Ahead of him, his cousin bobbed around, peeking over her shoulder. Wisps of blond hair had escaped from her hood, sparkling like angel dust in the light of the torches interspersed along the path. At the sight of him there behind her, she looked — pleased. As though she had actually meant those words of welcome. They did say time healed all wounds. But then, people said a lot of bloody silly things. Didn’t she realize that she wasn’t supposed to be happy to see him?
Robert decided it probably wasn’t in his own best interest to remind her of that.
He sent a warm smile her way, undoubtedly a wasted gesture given the uncertainty of the lighting and the fact that her friend was already claiming her attention with a hand on her arm and a whispered comment that made his cousin laugh and shake her hooded head.
Little Charlotte. Who would have thought it? She was still very much Little Charlotte, Robert thought with a slight smile, for all that she must be turned twenty. The top of her bright red hood came up just to her taller friend’s ear, and she walked with a bouncing step that was nearly a skip. He remembered her as she had been, a whimsical, wide-eyed little thing with rumpled blond curls that no one ever bothered to brush and a disconcertingly adult way of speaking.
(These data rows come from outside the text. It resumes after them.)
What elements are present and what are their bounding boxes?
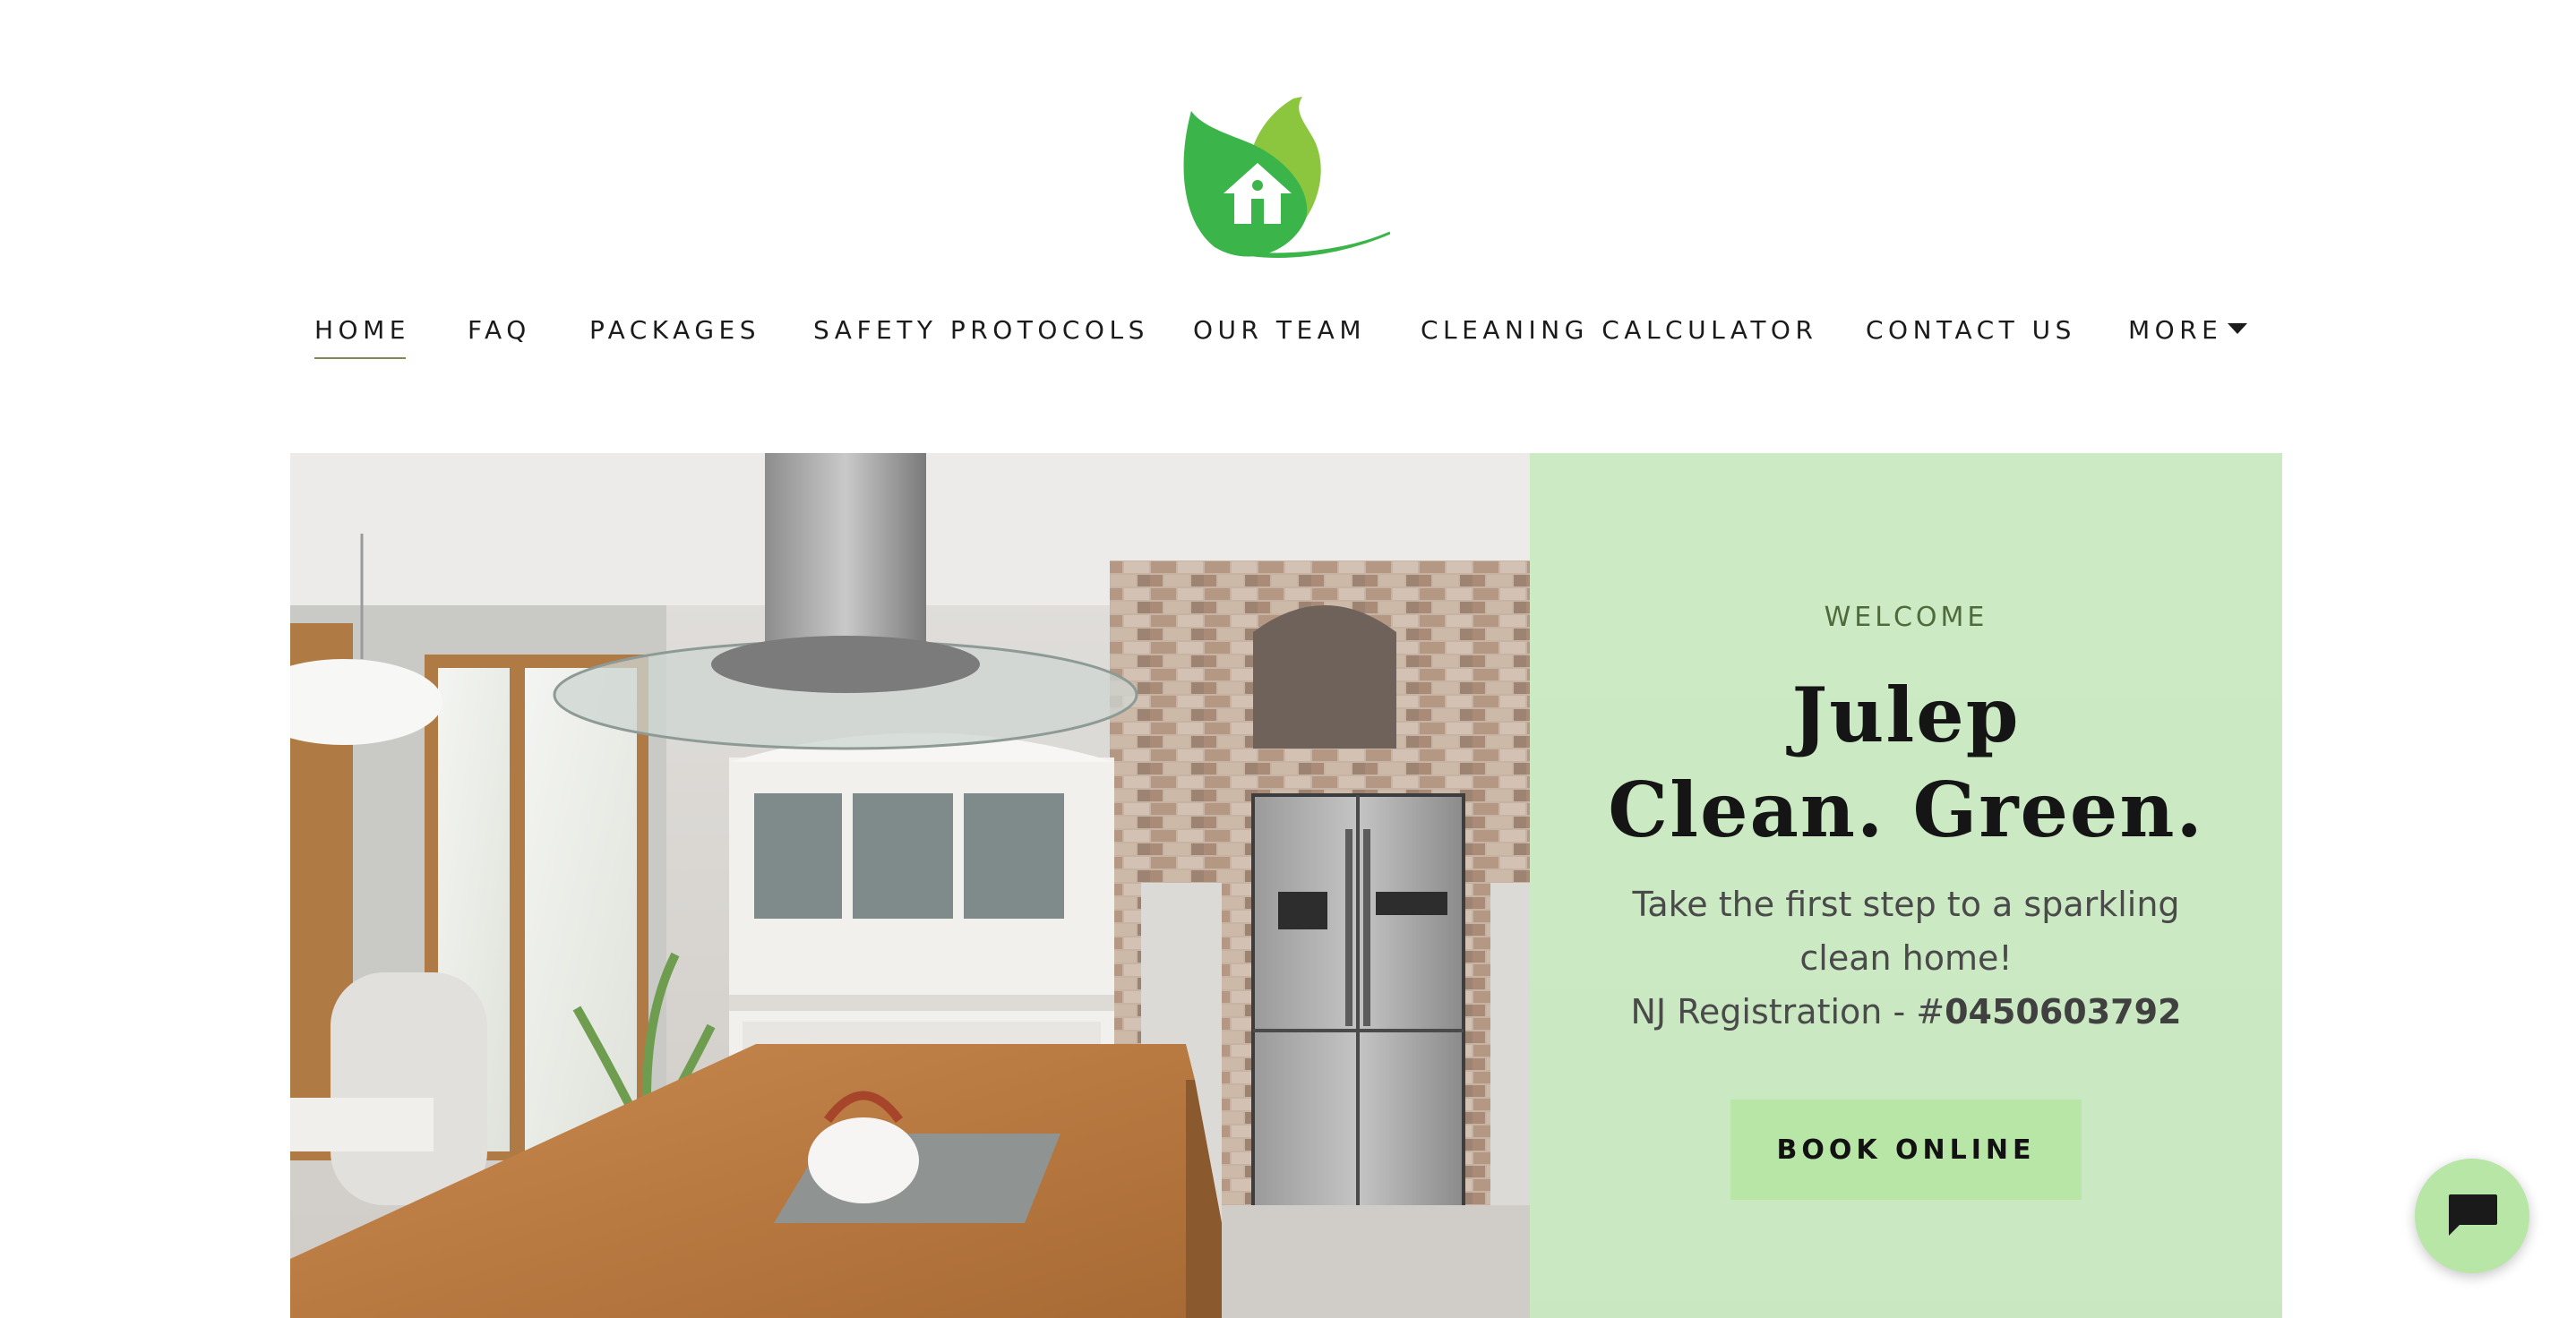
hero-section: WELCOME Julep Clean. Green. Take the fir… bbox=[290, 453, 2282, 1318]
nav-item-our-team[interactable]: OUR TEAM bbox=[1193, 315, 1366, 345]
hero-eyebrow: WELCOME bbox=[1824, 602, 1988, 633]
nav-item-more-label: MORE bbox=[2128, 315, 2223, 345]
hero-overlay-panel: WELCOME Julep Clean. Green. Take the fir… bbox=[1530, 453, 2282, 1318]
main-nav: HOME FAQ PACKAGES SAFETY PROTOCOLS OUR T… bbox=[0, 304, 2576, 376]
hero-content: WELCOME Julep Clean. Green. Take the fir… bbox=[1530, 453, 2282, 1318]
nav-item-more[interactable]: MORE bbox=[2128, 315, 2248, 345]
chat-bubble-icon bbox=[2449, 1194, 2497, 1236]
hero-tagline: Take the first step to a sparkling clean… bbox=[1632, 885, 2180, 978]
nav-item-safety-protocols[interactable]: SAFETY PROTOCOLS bbox=[813, 315, 1149, 345]
registration-number: 0450603792 bbox=[1945, 992, 2182, 1031]
brand-logo[interactable] bbox=[1179, 93, 1391, 263]
leaf-house-logo-icon bbox=[1183, 97, 1391, 258]
hero-headline-line1: Julep bbox=[1791, 671, 2021, 759]
hero-headline: Julep Clean. Green. bbox=[1530, 668, 2282, 858]
nav-item-packages[interactable]: PACKAGES bbox=[589, 315, 760, 345]
nav-item-home[interactable]: HOME bbox=[314, 315, 410, 359]
hero-headline-line2: Clean. Green. bbox=[1608, 766, 2204, 854]
nav-item-contact-us[interactable]: CONTACT US bbox=[1866, 315, 2076, 345]
chat-button[interactable] bbox=[2415, 1159, 2529, 1273]
book-online-button[interactable]: BOOK ONLINE bbox=[1730, 1100, 2082, 1200]
nav-item-cleaning-calculator[interactable]: CLEANING CALCULATOR bbox=[1421, 315, 1817, 345]
caret-down-icon bbox=[2228, 323, 2248, 334]
page: HOME FAQ PACKAGES SAFETY PROTOCOLS OUR T… bbox=[0, 0, 2576, 1318]
registration-label: NJ Registration - # bbox=[1630, 992, 1945, 1031]
nav-item-faq[interactable]: FAQ bbox=[468, 315, 531, 345]
hero-subtext: Take the first step to a sparkling clean… bbox=[1584, 877, 2228, 1039]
He hadn’t thought to find her back at Girdings.
To be honest, he hadn’t thought about her at all. Cultivating family ties hadn’t been high on his list of objectives in returning to Girdings. Coming back to Girdings had been no more than a necessary evil, a means to an end.
Next to him, Tommy sunk his chin as deeply into his collar as it would go, which made him look like a disgruntled turtle. “Feather beds,” he muttered. “Mulled wine. A fire. Remind me why we’re here again?”
It required only one word. “Staines.”
“Oh. Right.” Tommy sunk his head even deeper into his collar. “If he has any sense, he won’t be out here, either.”
“Sense isn’t something he’s known for.”
Tommy wrinkled his brow, the only bit of him still visible over his collar. “Who’s the less sensible — he for being out here, or we for following him?” When Robert didn’t answer him, his tone turned serious. Swiping wool out of the way of his mouth, he said very carefully, “Rob — are you sure this is a good idea?”